I also cannot agree with the majority that a finding of actual bias is necessary to invalidate the Board's decision. In Schlesinger Appeal, 404 Pa. 584, 598, 172 A.2d 835, 841 (1961), our Supreme Court held that a showing of prejudice was not required "to vitiate a judicial procedure as being violative of due process. Merely, 'a possible temptation to the average man as a judge . . . not to hold the balance nice, clear and true' is sufficient."
Vandergrift Borough v. Polito, 407 Pa. 286, 180 A.2d 215 (1962), cited by the majority for the contrary proposition, is not controlling. In Vandergrift the appellant claimed that he had not received an unbiased hearing after the Supreme Court ordered remand because the tribunal had members who had participated in the original trial. In contrast, the claim in Schlesinger was, as here, that the same body had impermissibly mixed prosecutorial and judicial functions.

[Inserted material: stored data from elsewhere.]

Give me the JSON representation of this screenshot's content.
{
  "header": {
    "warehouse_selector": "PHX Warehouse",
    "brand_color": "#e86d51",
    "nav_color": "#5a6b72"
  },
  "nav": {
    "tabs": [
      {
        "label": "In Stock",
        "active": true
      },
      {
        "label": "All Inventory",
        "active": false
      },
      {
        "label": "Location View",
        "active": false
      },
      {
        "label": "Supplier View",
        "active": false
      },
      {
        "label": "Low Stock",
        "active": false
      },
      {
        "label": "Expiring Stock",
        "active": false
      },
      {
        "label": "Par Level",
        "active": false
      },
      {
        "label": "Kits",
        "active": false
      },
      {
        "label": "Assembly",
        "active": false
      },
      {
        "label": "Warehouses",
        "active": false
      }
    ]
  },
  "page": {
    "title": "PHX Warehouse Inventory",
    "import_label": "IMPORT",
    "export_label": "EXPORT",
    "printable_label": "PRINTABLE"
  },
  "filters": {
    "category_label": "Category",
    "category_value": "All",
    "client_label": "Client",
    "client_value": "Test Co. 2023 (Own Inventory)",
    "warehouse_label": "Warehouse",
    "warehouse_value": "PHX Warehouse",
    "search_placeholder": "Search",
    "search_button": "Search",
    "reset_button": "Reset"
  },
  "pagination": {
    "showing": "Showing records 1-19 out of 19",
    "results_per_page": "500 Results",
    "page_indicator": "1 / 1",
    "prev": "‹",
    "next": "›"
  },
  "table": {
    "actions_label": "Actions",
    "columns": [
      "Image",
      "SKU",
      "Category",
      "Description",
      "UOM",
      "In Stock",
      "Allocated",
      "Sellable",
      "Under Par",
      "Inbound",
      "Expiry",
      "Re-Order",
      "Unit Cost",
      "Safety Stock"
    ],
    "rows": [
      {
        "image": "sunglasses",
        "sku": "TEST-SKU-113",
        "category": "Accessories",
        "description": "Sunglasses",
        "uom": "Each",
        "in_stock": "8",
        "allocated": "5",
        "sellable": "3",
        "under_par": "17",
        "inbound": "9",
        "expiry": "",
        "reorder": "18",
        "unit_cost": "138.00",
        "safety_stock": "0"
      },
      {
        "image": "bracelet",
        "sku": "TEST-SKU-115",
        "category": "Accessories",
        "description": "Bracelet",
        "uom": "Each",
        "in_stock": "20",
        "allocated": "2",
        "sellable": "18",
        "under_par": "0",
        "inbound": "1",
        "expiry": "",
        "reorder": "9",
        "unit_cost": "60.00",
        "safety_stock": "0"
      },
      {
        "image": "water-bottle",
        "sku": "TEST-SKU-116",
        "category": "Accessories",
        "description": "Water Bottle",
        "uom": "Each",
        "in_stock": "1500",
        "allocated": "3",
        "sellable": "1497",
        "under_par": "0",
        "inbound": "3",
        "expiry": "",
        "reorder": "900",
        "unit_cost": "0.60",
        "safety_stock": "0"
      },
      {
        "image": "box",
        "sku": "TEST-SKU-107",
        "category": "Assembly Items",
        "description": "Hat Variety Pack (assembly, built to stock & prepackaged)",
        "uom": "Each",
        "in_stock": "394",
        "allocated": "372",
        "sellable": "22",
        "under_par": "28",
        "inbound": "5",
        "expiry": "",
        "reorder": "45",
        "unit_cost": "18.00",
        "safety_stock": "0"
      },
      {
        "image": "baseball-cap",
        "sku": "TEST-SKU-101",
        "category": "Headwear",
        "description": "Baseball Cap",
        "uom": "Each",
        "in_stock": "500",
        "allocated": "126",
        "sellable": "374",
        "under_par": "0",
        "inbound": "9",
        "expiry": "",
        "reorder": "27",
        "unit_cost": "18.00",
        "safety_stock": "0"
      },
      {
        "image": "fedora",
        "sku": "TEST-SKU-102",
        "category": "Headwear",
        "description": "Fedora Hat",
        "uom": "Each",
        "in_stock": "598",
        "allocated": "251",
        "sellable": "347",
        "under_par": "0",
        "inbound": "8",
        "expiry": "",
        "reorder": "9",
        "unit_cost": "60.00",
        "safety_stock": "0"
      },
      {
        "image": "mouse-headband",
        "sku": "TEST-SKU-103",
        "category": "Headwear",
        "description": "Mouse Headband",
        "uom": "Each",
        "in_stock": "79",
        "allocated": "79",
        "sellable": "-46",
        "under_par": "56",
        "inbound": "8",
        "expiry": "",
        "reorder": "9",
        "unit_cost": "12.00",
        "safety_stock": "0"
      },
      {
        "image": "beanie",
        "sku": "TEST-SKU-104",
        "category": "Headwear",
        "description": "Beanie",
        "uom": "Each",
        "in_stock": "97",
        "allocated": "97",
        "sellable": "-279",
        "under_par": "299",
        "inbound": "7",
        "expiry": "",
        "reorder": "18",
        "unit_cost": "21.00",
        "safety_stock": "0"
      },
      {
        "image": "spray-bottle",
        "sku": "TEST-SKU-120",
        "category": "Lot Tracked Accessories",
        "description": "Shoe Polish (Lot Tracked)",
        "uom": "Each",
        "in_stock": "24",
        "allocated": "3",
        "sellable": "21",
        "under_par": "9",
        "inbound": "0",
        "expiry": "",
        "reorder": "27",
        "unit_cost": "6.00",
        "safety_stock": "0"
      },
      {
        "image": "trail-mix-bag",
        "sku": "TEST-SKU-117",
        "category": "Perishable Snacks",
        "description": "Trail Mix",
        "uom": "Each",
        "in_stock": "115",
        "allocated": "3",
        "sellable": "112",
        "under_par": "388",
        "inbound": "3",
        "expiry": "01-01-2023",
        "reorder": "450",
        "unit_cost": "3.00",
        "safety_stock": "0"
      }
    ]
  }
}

Given my view that the actions of the Board were improper, I cannot agree that a remand is appropriate. The members of the Board who will hear this
[ 32 Pa. Commw. Page 554]
case serve six-year terms pursuant to The Administrative Code of 1929, Act of April 9, 1929, P.L. 177, as amended, 71 P.S. § 124, and it is probable that the same individuals who heard this case originally will hear it again. This case was of extreme length and is unlikely to have been forgotten. Having once made of their minds as to Appellant's guilt, I believe that the Board members could not in good conscience hear the case with proper judicial impartiality, and so I would reverse the Board.